La réforme des retraites a relancé le débat sur l’emploi des seniors, quelle réponse proposez-vous ?

La question des retraites et l’allongement des carrières posent de manière critique la question du maintien dans l’emploi des seniors, dont seulement 56 % sont encore actifs chez les 55-64 ans (pour une moyenne de 61,3 % dans la zone euro). Il existe à cet égard un service efficace et pertinent : le CEP (conseil en évolution professionnelle). À la différence du bilan de compétences, que Geoffroy Roux de Bézieux, président du Medef, « estime nécessaire de rendre obligatoire à 45 ans » pour traiter « le problème d’employabilité des seniors », le CEP est un service public d’accompagnement totalement gratuit qui permet de faire le point sur sa situation professionnelle et d’envisager plus sereinement la dernière partie de sa carrière. Il offre un accompagnement personnalisé, réalisé par des conseillers experts du monde du travail et de toutes les questions RH. Aujourd’hui, ce service est encore insuffisamment mobilisé, alors que c’est un vrai levier pour soutenir les salariés dans leur dernière partie de carrière. Il doit donc être plus systématiquement proposé par les entreprises aux actifs âgés de 50 à 55 ans. Il existe bien une obligation légale de mentionner le CEP lors des entretiens professionnels, mais cette information n’est pas systématiquement faite.

Le CEP est-il efficace ?

Les témoignages des seniors accompagnés dans le cadre du « conseil en évolution professionnelle » s’accordent sur ce point : les entreprises, dans leur grande majorité, restent réticentes à embaucher les plus de 55 ans. On observe, passé ce cap, une durée moyenne de chômage de 805 jours… contre 370 pour le reste de la population en 2021, selon la Dares. Lorsqu’ils sont en activité, leur situation n’est guère plus favorable. Dans le cadre des plans de départ, les seniors sont vus comme la première variable d’ajustement et en termes de formation, les entreprises investissent peu sur eux, puisqu’ils sont avant tout perçus comme des retraités en puissance. Autant d’éléments qui réduisent leur employabilité ultérieure. Or ce défaut de considération professionnelle envers les seniors est une erreur stratégique majeure pour les entreprises. Elles doivent prendre conscience de la valeur des seniors sur le marché du travail et, pour cela, choisir de les accompagner dans leur évolution en entreprise. Voilà tout l’objet du CEP. Les seniors sont une ressource précieuse pour les entreprises. Ils sont une véritable source de compétences dont elles se privent, au lieu de l’entretenir. Dans un contexte où le marché du travail est plus tendu que jamais, avec des recrutements de plus en plus compliqués et des nouvelles recrues volatiles, les plus de 55 ans représentent un îlot de stabilité et de transmission de savoir-faire qu’il faut préserver. Les entreprises doivent donc davantage proposer le CEP aux futurs seniors pour préparer et construire la dernière partie de carrière. Bien entourés, les salariés ont l’opportunité de réfléchir sereinement à la suite de leur vie professionnelle, se repositionner au sein de leur entreprise, suivre un parcours de formation, voire se reconvertir, passer en temps partiel ou développer leur propre activité…
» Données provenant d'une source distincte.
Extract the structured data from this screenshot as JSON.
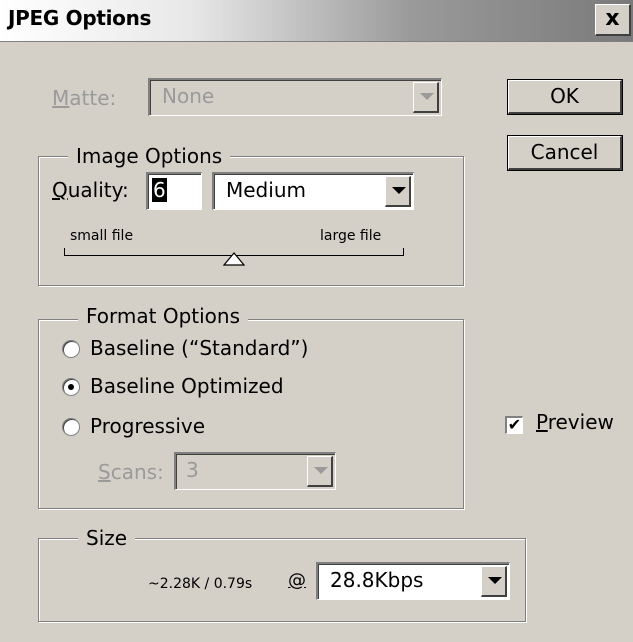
{
  "window": {
    "title": "JPEG Options",
    "close_label": "x"
  },
  "matte": {
    "label_underlined": "M",
    "label_rest": "atte:",
    "value": "None"
  },
  "buttons": {
    "ok": "OK",
    "cancel": "Cancel"
  },
  "image_options": {
    "title": "Image Options",
    "quality_label_underlined": "Q",
    "quality_label_rest": "uality:",
    "quality_value": "6",
    "quality_preset": "Medium",
    "slider_left": "small file",
    "slider_right": "large file",
    "slider_level_of_12": 6
  },
  "format_options": {
    "title": "Format Options",
    "radios": [
      {
        "label": "Baseline (“Standard”)",
        "selected": false
      },
      {
        "label": "Baseline Optimized",
        "selected": true
      },
      {
        "label": "Progressive",
        "selected": false
      }
    ],
    "scans_label_underlined": "S",
    "scans_label_rest": "cans:",
    "scans_value": "3"
  },
  "preview": {
    "label_underlined": "P",
    "label_rest": "review",
    "checked": true,
    "check_glyph": "✔"
  },
  "size": {
    "title": "Size",
    "estimate": "~2.28K / 0.79s",
    "at_symbol": "@",
    "speed": "28.8Kbps"
  }
}
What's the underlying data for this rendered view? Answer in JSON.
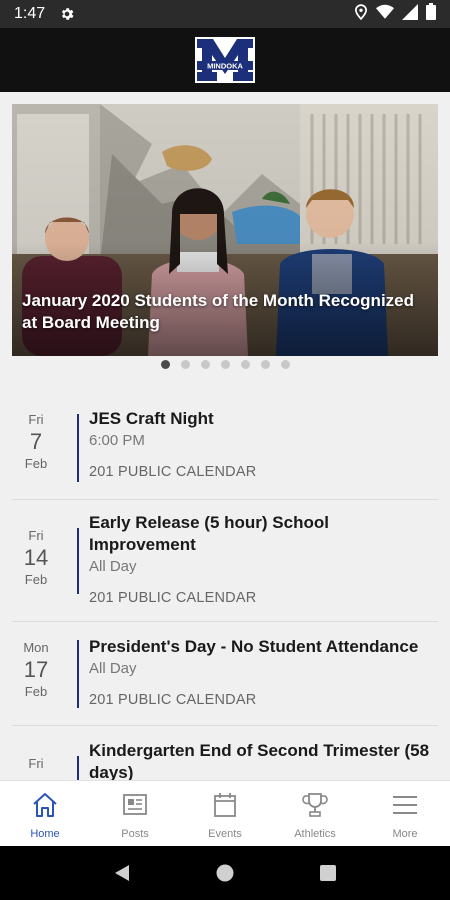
{
  "status_bar": {
    "time": "1:47"
  },
  "header": {
    "logo_text": "MINDOKA"
  },
  "carousel": {
    "caption": "January 2020 Students of the Month Recognized at Board Meeting",
    "dots": 7,
    "active_index": 0
  },
  "events": [
    {
      "dow": "Fri",
      "day": "7",
      "month": "Feb",
      "title": "JES Craft Night",
      "time": "6:00 PM",
      "calendar": "201 PUBLIC CALENDAR"
    },
    {
      "dow": "Fri",
      "day": "14",
      "month": "Feb",
      "title": "Early Release (5 hour) School Improvement",
      "time": "All Day",
      "calendar": "201 PUBLIC CALENDAR"
    },
    {
      "dow": "Mon",
      "day": "17",
      "month": "Feb",
      "title": "President's Day - No Student Attendance",
      "time": "All Day",
      "calendar": "201 PUBLIC CALENDAR"
    },
    {
      "dow": "Fri",
      "day": "",
      "month": "",
      "title": "Kindergarten End of Second Trimester (58 days)",
      "time": "",
      "calendar": ""
    }
  ],
  "bottom_nav": [
    {
      "label": "Home",
      "icon": "home-icon",
      "active": true
    },
    {
      "label": "Posts",
      "icon": "posts-icon",
      "active": false
    },
    {
      "label": "Events",
      "icon": "calendar-icon",
      "active": false
    },
    {
      "label": "Athletics",
      "icon": "trophy-icon",
      "active": false
    },
    {
      "label": "More",
      "icon": "menu-icon",
      "active": false
    }
  ],
  "colors": {
    "accent": "#2a55b8",
    "brand_blue": "#1c2f7a",
    "header_bg": "#111111"
  }
}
Quel devrait être le rôle des DRH ?

Les DRH ont un rôle clé à jouer. Le CEP n’est en fait qu’un volet de la réponse au maintien dans l’emploi des seniors : il doit s’inscrire dans un dispositif plus vaste, intégrant par exemple l’aménagement des conditions de travail en fin de carrière. D’après une étude publiée par l’Institut Montaigne, près de 41 % des travailleurs en sont demandeurs. Temps partiel, aménagement des horaires, adaptations destinées à réduire la pénibilité ou à préserver la santé des actifs âgés font partie des autres outils à mobiliser. Reste que, comme pour tout changement sociétal, la prise en compte des seniors à leur juste valeur professionnelle ne se décrète pas. Il s’agit d’une transformation qui doit s’opérer à la fois à l’échelle des institutions, des entreprises, mais aussi des individus.